Siyonist İsrail ve destekçisi Batılı Siyonaziler Gazze'de saplandıkları bataklıktan çıkamıyor. Debelendikçe daha da batıyorlar. Onca katliam ve vahşete rağmen istedikleri sonuca ulaşamadılar. Ne Gazze halkının iradesini yok edebildiler ne Hamas'ı bitirebildiler ne de dünyayı yanlarına çekebildiler.
Çocuk ve kadınları hunharca katleden İsrail ordusu evleri, altyapıyı, yolları, tarım arazilerini, hastane, okul ve camileri yok edip enkaza çevirdiği Gazze'yi kitlesel göçlerle insansızlaştırmaya ve sonunda da ilhak etmeye yönelik bilinçli bir savaş planı ve 'yerleşimci sömürgecilik' stratejisi izledi.
Batı'dan her tür askeri ve siyasi desteği alan soykırımcı İsrail'in yaptığı sayısız katliam ve bombardımana rağmen 41 km uzunluğunda ve 12 km genişliğindeki Gazze Şeridi'nde ilerleyebilmesi dört ay sürdü.
Uzmanların da vurguladığı gibi İsrail, ABD'nin Irak'ta yedi yılda tükettiği mühimmatı dört ayda kullandı. Görüldüğü üzere insanlık tarihinin en aşağılık yöntemlerine başvursa da İsrail ve destekçileri hedeflerine ulaşamadı.
***
Dünyanın lanetlediği İsrail'in Gazze'ye yönelik saldırıları askeri ve siyasi açıdan felaketle sonuçlandı. Batılılar da artık açık açık "Bir şeyler fena halde ters gitti" diye itirafta bulunuyor.***
Bu bağlamda iki devletli çözüm planı İsrail'in işgal altındaki Batı Şeria, Gazze ve Doğu Kudüs'teki ilhak pratiğiyle zaten çökmüş durumda.
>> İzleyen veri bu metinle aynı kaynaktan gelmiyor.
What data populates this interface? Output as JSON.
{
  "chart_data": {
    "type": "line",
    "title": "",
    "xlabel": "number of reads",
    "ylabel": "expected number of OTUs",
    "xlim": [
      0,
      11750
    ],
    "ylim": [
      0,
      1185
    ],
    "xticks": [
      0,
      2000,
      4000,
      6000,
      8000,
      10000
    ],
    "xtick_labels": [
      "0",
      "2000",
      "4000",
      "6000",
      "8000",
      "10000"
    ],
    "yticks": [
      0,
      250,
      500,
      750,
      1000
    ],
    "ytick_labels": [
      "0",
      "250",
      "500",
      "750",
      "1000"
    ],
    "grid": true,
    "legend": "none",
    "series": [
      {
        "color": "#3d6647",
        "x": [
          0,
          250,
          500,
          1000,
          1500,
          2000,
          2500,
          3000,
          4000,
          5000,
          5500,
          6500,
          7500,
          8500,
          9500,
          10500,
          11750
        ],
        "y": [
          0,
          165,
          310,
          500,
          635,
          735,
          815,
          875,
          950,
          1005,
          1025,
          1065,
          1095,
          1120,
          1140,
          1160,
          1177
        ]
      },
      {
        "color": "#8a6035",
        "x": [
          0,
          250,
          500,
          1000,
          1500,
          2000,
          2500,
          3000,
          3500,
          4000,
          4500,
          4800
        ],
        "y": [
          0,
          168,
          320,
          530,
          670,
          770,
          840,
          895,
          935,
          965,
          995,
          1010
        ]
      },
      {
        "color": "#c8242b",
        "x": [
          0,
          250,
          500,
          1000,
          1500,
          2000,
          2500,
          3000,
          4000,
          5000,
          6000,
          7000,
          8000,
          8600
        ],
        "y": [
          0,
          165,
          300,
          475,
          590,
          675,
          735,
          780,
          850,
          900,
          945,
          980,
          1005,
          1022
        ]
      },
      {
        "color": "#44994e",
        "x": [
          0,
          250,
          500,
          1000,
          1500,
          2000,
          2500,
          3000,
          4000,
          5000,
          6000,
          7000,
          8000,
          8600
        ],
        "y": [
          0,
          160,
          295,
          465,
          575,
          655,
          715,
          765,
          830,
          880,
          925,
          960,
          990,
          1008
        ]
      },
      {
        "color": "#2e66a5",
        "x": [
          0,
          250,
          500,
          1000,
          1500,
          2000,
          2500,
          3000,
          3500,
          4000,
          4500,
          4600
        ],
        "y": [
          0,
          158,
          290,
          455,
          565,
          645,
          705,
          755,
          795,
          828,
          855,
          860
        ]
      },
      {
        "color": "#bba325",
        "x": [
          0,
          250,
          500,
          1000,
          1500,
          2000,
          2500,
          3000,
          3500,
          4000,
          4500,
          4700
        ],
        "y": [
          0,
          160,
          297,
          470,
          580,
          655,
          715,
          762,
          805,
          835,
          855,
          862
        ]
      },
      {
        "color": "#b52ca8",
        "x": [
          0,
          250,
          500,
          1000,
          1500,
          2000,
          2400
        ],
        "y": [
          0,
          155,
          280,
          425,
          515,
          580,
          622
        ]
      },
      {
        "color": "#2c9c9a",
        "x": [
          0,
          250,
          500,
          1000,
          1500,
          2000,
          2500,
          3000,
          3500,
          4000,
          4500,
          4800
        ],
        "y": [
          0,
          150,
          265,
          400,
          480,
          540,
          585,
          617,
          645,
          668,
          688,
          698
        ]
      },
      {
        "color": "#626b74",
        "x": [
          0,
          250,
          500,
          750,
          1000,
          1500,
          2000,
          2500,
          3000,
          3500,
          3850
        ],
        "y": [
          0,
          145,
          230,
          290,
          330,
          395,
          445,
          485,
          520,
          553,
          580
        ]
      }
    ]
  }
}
Tam da burada dünyanın üç maymunu oynadığı bir süreçte oyunu bozan tek aktör Hamas oldu. 7 Ekim'deki Aksa Tufanı taarruzuyla sömürgecilerin bütün tezgâhlarını altüst etti.
Unutmayalım ki mazlum Filistin halkı şimdiye kadar ne kazandıysa öz direnişiyle kazandı. 1987'de başlayıp 1993'te sona eren I. İntifada'dan sonra İsrail inkâr ettiği Filistin halkını resmen tanımak zorunda kaldı ve 1994 yılında Filistin Ulusal Otoritesi kuruldu. 2000 ila 2005 yılları arasındaki II. İntifada'dan sonra ise İsrail, 1967'den beri işgal altında tuttuğu Gazze'den çekilmek zorunda kaldı.
Şimdi ise Filistin halkı yine ödediği ağır bedellerle Doğu Kudüs, Gazze ve Batı Şeria'nın ilhak sürecini durdurarak, rafa kaldırılan bağımsız Filistin devleti talebini de tekrar dünyanın gündemine sokmayı başardı.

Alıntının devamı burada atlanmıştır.